Despite all of our connections and communication devices, AARP reports that 1/3 of adults are chronically lonely. Ever since the garden of Eden, God said that it wasn’t good for man to be alone; but we face friendships, families, and lives torn apart by sin. In order to be together, we need to learn to be alone with God. St. Augustine once wrote, “You made us for yourself, O God, and our hearts are restless until we find rest in Thee.” How do we find rest when we’re lonely?

Ronald Rohlheiser suggests several ways to use our loneliness.

  1. Recognize your loneliness. The first step is to admit and name when you’re isolated. Loneliness is not always caused by sinfulness; it’s just a reminder of the human condition we are in.
  2. Draw closer to Christ. God would not allow Adam and Eve to be alone in their sin even when they were hiding from God. He comes to us in the gardens of life and desires relationship—even when we’re by ourselves.

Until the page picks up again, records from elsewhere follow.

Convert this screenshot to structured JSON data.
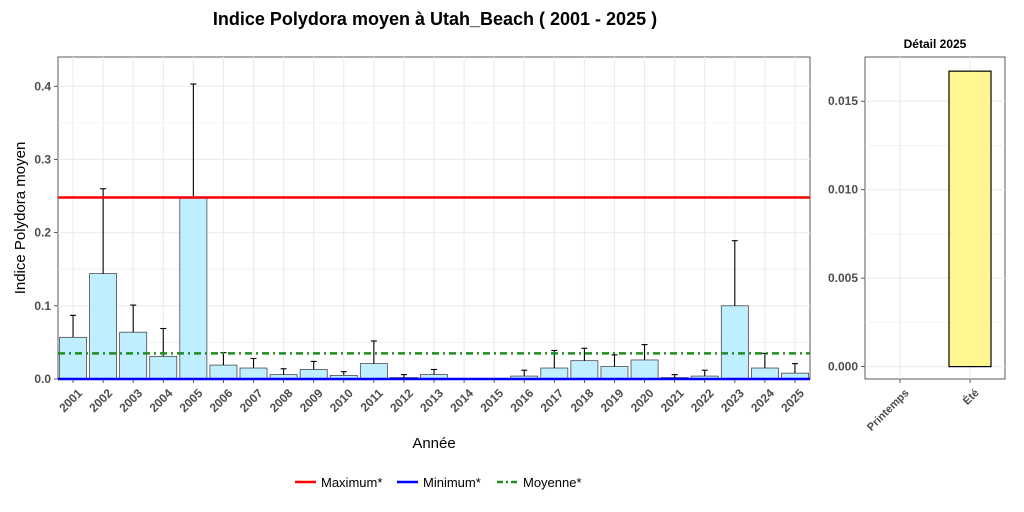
{
  "title": "Indice Polydora moyen à Utah_Beach ( 2001 - 2025 )",
  "colors": {
    "bar_fill": "#bfefff",
    "bar_fill_detail": "#fff68f",
    "maximum_line": "#ff0000",
    "minimum_line": "#0000ff",
    "moyenne_line": "#228b22",
    "grid": "#ebebeb"
  },
  "chart_data": [
    {
      "type": "bar",
      "xlabel": "Année",
      "ylabel": "Indice Polydora moyen",
      "ylim": [
        0,
        0.44
      ],
      "yticks": [
        "0.0",
        "0.1",
        "0.2",
        "0.3",
        "0.4"
      ],
      "ytick_values": [
        0,
        0.1,
        0.2,
        0.3,
        0.4
      ],
      "grid": true,
      "categories": [
        "2001",
        "2002",
        "2003",
        "2004",
        "2005",
        "2006",
        "2007",
        "2008",
        "2009",
        "2010",
        "2011",
        "2012",
        "2013",
        "2014",
        "2015",
        "2016",
        "2017",
        "2018",
        "2019",
        "2020",
        "2021",
        "2022",
        "2023",
        "2024",
        "2025"
      ],
      "values": [
        0.057,
        0.144,
        0.064,
        0.031,
        0.247,
        0.019,
        0.015,
        0.006,
        0.013,
        0.005,
        0.021,
        0.002,
        0.006,
        0,
        0,
        0.004,
        0.015,
        0.025,
        0.017,
        0.026,
        0.002,
        0.004,
        0.1,
        0.015,
        0.008
      ],
      "error_upper": [
        0.087,
        0.26,
        0.101,
        0.069,
        0.403,
        0.036,
        0.028,
        0.014,
        0.024,
        0.01,
        0.052,
        0.006,
        0.013,
        null,
        null,
        0.012,
        0.039,
        0.042,
        0.033,
        0.047,
        0.006,
        0.012,
        0.189,
        0.035,
        0.021
      ],
      "reference_lines": [
        {
          "name": "Maximum*",
          "value": 0.248,
          "style": "solid"
        },
        {
          "name": "Minimum*",
          "value": 0,
          "style": "solid"
        },
        {
          "name": "Moyenne*",
          "value": 0.035,
          "style": "dashdot"
        }
      ],
      "legend": [
        "Maximum*",
        "Minimum*",
        "Moyenne*"
      ],
      "legend_position": "bottom"
    },
    {
      "type": "bar",
      "title": "Détail 2025",
      "categories": [
        "Printemps",
        "Été"
      ],
      "values": [
        0,
        0.0167
      ],
      "ylim": [
        -0.0007,
        0.0175
      ],
      "yticks": [
        "0.000",
        "0.005",
        "0.010",
        "0.015"
      ],
      "ytick_values": [
        0,
        0.005,
        0.01,
        0.015
      ],
      "grid": true
    }
  ]
}
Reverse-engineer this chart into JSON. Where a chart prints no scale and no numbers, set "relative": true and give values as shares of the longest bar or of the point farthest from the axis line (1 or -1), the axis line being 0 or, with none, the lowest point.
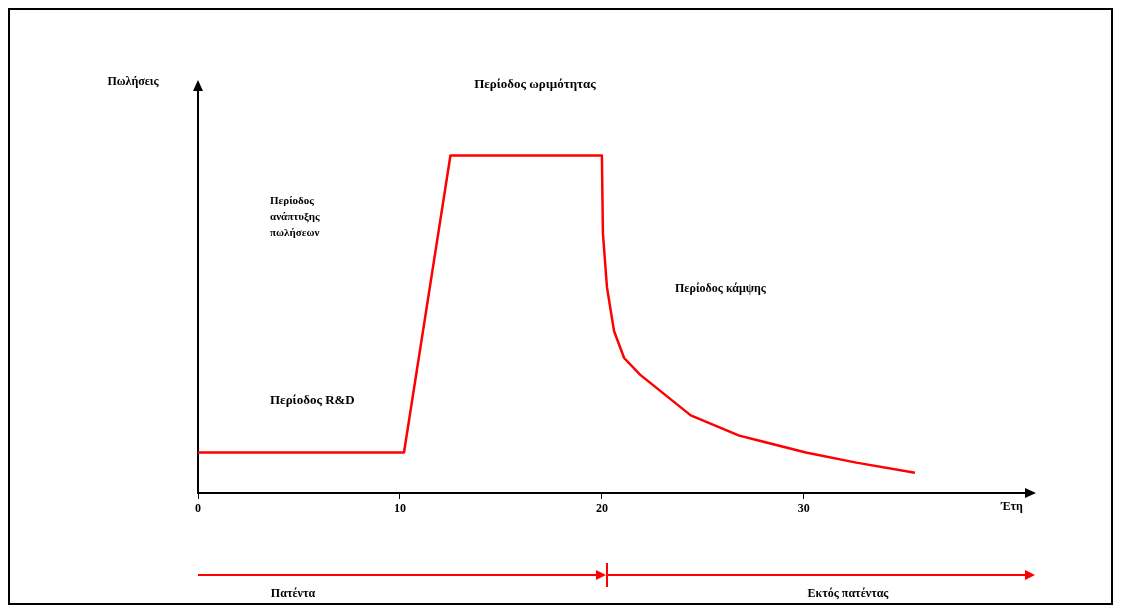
{
  "chart_data": {
    "type": "line",
    "relative": true,
    "xlabel": "Έτη",
    "annotations": [
      "Πωλήσεις",
      "Περίοδος ωριμότητας",
      "Περίοδος ανάπτυξης πωλήσεων",
      "Περίοδος κάμψης",
      "Περίοδος R&D",
      "Πατέντα",
      "Εκτός πατέντας"
    ],
    "xlim": [
      0,
      41
    ],
    "xticks": [
      0,
      10,
      20,
      30
    ],
    "grid": false,
    "legend": false,
    "marker": "none",
    "line_style": "solid",
    "series": [
      {
        "color": "#ff0000",
        "x": [
          0,
          10.2,
          12.5,
          20,
          20.05,
          20.25,
          20.6,
          21.1,
          21.9,
          24.4,
          26.8,
          30.1,
          32.6,
          35.5
        ],
        "values": [
          0.12,
          0.12,
          1,
          1,
          0.77,
          0.61,
          0.48,
          0.4,
          0.35,
          0.23,
          0.17,
          0.12,
          0.09,
          0.06
        ]
      }
    ]
  }
}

  3. Empathize with others in similar circumstances. Loneliness causes us to connect to people frequently isolated– senior adults in assisted living centers to mothers who are home alone with children.
  4. Reach out in community. We can’t always be with others, but we can touch those who are detached from others. Send a note, share a meal, make a phone call.
  5. Deny yourself. Resist the temptations of virtual friendships and fantasy relationships. Loneliness often sends us down a pathway of destructive behavior. Instead use the loneliness as a spiritual discipline to “take up your cross daily and follow him.”
  6. Create something new. The best love songs are written from a place of loneliness and heartache. Compose a song, write a poem, journal a story, paint a picture. Use your loneliness to help you create something new for our world. What you make could likely console someone else in their struggles.
  7. Trust in a better day. As we draw closer to Christ, we recognize one day that we will be fully united with him. Until that day, our isolation is another groan that the Spirit hears from our lives.